The Angelus Foundation is a London-based charity that strives to highlight the risks associated with taking ‘legal highs’,  through research, education and advocacy. 

The Angelus Foundation was founded in 2009 by health practitioner Maryon Stewart. Her 21-year-old daughter Hester had died after consuming the then-legal high GBL in April 2009. The Foundation now brings together a group of experts, known as the Angelus Advisory Group, from the chemical, medical and behavioural sciences.

The foundation is creating in-school programmes and wider youth education programmes, supporting and educating parents on the dangers of 'legal highs', and continuing campaigns to change laws. It seeks to bring about widespread education and information which will lead to a change in the attitudes of young people towards legal highs.

The following people support the Foundation: The Duchess of Kent, Baroness Margaret Eaton, Lord Parry Mitchell, Baroness Susan Greenfield, the actors Cherie Lunghi and Felicity Kendal and celebrity presenter Jeff Leach.

Angelus is partnered with several charities including Kids Company, DrugFam, Mentor, The Prince’s Trust and YouthNet.  In 2012 the Angelus Foundation joined forces with the Amy Winehouse Foundation to front a national campaign to make drug and alcohol education compulsory as part of the national curriculum.

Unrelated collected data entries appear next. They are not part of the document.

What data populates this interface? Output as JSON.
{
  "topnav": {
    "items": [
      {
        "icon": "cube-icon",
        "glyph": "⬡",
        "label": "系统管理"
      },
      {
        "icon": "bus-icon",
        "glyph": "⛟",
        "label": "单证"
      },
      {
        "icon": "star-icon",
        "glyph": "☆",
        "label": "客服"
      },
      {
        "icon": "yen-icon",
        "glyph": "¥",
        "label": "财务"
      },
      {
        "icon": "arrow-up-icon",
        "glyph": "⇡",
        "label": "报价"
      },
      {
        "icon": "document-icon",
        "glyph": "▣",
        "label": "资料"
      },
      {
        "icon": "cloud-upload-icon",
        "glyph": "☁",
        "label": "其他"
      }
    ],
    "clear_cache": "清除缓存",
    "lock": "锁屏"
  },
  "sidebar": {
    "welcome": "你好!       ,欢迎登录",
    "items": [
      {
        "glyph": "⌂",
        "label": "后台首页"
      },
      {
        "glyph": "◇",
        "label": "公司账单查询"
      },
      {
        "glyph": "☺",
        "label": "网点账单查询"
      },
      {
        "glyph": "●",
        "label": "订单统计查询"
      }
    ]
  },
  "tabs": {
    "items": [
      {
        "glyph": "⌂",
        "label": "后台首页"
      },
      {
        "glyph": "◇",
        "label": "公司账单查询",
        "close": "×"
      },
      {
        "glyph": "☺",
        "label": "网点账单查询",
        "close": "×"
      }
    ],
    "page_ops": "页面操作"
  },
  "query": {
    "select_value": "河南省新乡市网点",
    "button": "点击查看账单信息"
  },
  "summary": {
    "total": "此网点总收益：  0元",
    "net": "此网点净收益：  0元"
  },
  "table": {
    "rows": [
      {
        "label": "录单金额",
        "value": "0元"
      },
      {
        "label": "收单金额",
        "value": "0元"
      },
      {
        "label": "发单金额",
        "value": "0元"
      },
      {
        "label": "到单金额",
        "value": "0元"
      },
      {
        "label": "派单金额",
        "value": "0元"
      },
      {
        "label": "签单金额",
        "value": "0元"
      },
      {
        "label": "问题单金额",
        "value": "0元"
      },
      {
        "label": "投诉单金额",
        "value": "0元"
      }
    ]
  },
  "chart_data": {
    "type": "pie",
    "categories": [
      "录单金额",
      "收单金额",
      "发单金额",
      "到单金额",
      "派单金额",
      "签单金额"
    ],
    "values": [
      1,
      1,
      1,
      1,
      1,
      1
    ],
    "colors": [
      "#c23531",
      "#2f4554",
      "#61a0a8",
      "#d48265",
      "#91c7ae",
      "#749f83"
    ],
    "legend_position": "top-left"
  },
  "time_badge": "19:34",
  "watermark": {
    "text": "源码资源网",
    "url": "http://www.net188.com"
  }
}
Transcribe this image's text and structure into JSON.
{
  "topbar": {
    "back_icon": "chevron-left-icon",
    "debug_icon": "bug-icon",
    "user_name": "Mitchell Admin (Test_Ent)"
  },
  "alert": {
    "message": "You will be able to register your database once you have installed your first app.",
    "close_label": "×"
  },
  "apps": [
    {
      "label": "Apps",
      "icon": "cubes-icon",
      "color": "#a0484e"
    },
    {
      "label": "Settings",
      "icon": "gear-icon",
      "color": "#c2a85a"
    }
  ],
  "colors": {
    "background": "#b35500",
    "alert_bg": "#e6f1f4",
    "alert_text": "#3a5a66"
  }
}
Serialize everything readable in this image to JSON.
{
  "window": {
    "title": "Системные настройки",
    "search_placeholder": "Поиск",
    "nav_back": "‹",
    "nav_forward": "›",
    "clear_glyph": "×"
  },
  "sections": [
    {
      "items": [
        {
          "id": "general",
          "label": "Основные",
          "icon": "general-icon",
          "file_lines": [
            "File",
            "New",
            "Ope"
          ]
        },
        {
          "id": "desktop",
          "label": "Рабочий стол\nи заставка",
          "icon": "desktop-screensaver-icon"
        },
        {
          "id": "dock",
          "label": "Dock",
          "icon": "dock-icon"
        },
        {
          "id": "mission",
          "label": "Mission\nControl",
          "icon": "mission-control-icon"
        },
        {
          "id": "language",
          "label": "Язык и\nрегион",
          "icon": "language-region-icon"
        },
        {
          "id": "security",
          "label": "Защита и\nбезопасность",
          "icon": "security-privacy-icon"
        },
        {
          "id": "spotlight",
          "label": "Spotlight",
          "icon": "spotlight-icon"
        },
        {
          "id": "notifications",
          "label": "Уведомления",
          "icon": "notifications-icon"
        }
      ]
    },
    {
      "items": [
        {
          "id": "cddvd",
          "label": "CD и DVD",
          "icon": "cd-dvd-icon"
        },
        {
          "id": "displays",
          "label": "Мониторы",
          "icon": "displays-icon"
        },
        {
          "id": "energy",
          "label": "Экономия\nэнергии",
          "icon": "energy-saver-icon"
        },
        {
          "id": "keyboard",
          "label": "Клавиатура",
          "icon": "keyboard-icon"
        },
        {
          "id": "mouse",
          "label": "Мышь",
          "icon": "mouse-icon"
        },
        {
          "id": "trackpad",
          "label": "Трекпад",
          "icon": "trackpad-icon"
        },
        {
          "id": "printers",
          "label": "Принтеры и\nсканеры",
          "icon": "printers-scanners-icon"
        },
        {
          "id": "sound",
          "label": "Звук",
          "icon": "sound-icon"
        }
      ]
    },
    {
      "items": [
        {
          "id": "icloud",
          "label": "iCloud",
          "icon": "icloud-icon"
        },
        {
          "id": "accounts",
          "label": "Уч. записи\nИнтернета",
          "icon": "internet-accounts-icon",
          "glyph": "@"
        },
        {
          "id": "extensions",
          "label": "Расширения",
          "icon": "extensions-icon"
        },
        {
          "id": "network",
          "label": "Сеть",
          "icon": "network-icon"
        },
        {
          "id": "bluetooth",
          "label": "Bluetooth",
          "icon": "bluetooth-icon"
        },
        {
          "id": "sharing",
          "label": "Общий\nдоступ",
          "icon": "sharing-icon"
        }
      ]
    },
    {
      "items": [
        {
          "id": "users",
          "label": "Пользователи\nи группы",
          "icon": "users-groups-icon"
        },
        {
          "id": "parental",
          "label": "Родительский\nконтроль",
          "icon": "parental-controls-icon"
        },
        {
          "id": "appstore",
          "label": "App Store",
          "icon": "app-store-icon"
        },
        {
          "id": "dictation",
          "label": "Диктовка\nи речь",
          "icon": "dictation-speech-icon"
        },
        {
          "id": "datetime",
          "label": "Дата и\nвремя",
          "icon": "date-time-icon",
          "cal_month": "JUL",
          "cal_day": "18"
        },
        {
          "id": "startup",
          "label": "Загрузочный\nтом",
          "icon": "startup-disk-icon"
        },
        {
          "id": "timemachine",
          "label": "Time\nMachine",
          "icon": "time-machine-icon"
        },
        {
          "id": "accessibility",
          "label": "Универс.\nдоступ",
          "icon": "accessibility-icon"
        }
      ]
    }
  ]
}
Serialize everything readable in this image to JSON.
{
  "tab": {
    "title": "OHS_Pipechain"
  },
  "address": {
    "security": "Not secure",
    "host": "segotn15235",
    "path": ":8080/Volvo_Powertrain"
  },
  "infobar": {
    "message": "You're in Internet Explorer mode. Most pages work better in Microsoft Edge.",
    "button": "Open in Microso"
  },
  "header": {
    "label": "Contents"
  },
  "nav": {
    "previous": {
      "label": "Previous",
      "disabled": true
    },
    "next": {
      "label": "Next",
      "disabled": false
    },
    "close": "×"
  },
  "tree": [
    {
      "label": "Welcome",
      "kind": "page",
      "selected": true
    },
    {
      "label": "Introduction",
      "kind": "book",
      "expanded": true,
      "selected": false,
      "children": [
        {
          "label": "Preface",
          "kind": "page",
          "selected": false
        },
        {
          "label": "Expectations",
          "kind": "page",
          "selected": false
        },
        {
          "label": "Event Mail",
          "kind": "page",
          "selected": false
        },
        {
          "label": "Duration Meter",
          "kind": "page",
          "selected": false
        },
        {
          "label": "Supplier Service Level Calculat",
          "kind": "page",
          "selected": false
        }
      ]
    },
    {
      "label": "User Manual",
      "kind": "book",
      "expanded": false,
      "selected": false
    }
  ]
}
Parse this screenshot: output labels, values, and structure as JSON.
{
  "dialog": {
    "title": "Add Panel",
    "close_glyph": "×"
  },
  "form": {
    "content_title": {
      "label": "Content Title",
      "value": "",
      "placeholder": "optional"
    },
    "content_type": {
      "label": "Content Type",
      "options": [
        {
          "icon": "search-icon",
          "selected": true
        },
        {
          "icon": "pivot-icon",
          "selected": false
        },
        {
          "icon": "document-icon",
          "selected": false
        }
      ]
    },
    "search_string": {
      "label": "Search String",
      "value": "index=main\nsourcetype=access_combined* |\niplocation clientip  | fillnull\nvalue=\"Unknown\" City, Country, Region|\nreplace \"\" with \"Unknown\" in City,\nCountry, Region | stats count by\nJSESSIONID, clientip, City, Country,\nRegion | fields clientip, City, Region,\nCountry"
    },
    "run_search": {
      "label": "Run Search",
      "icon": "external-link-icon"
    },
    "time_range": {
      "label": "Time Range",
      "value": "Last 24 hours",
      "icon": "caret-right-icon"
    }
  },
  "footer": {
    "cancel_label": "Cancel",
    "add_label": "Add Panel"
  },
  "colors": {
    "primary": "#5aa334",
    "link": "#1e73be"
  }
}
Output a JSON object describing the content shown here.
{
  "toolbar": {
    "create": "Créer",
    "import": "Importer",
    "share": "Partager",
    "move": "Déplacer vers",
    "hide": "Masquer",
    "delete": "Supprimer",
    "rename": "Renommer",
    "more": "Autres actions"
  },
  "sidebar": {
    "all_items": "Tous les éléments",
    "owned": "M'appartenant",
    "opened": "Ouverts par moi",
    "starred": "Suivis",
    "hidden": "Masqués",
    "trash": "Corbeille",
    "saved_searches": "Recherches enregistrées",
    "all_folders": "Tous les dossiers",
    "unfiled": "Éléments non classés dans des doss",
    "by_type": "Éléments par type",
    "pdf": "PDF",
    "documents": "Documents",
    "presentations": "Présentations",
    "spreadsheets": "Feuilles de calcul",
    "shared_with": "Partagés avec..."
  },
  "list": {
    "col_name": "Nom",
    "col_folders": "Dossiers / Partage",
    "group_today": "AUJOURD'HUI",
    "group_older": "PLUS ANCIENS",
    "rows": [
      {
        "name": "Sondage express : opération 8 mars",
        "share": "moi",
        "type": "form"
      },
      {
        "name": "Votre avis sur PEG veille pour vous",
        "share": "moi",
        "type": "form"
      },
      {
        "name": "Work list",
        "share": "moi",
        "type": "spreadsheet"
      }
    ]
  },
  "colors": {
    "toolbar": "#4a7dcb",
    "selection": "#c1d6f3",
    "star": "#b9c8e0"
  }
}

In 2012 in a submission to the Home Affairs Committee the Angelus Foundation questioned the effectiveness of the Misuse of Drugs Act 1971 and called for it to be reviewed 

The foundation backed an amendment to the Anti Social Behaviour, Crime and Policing Bill in December 2013. This amendment, Clause (56NA), sought to limit the supply and distribution of legal highs. This came after the Foundation published a study indicating that there were at least 250 headshops operating in the UK. The actual number was estimated to be much higher given the difficulty of measuring market stalls, festival vendors, and under the counter sales. The Angelus Foundation also worked alongside the Amy Winehouse Foundation throughout 2013 and launched a petition to 'Put effective drugs education on the National Curriculum' gathering 2538 signatures.

In 2014 Brownstock Music Festival made the decision to work with the Angelus Foundation after two festival goers died at the event in 2013 after taking legal highs.

When it was suggested by The Times that the UK government was considering licensing shops to sell legal highs the Angelus Foundation raised concerns that it could 'legitimise' their use. The government insisted that the remarks of Norman Baker had been taken out of context and ruled out any such policy.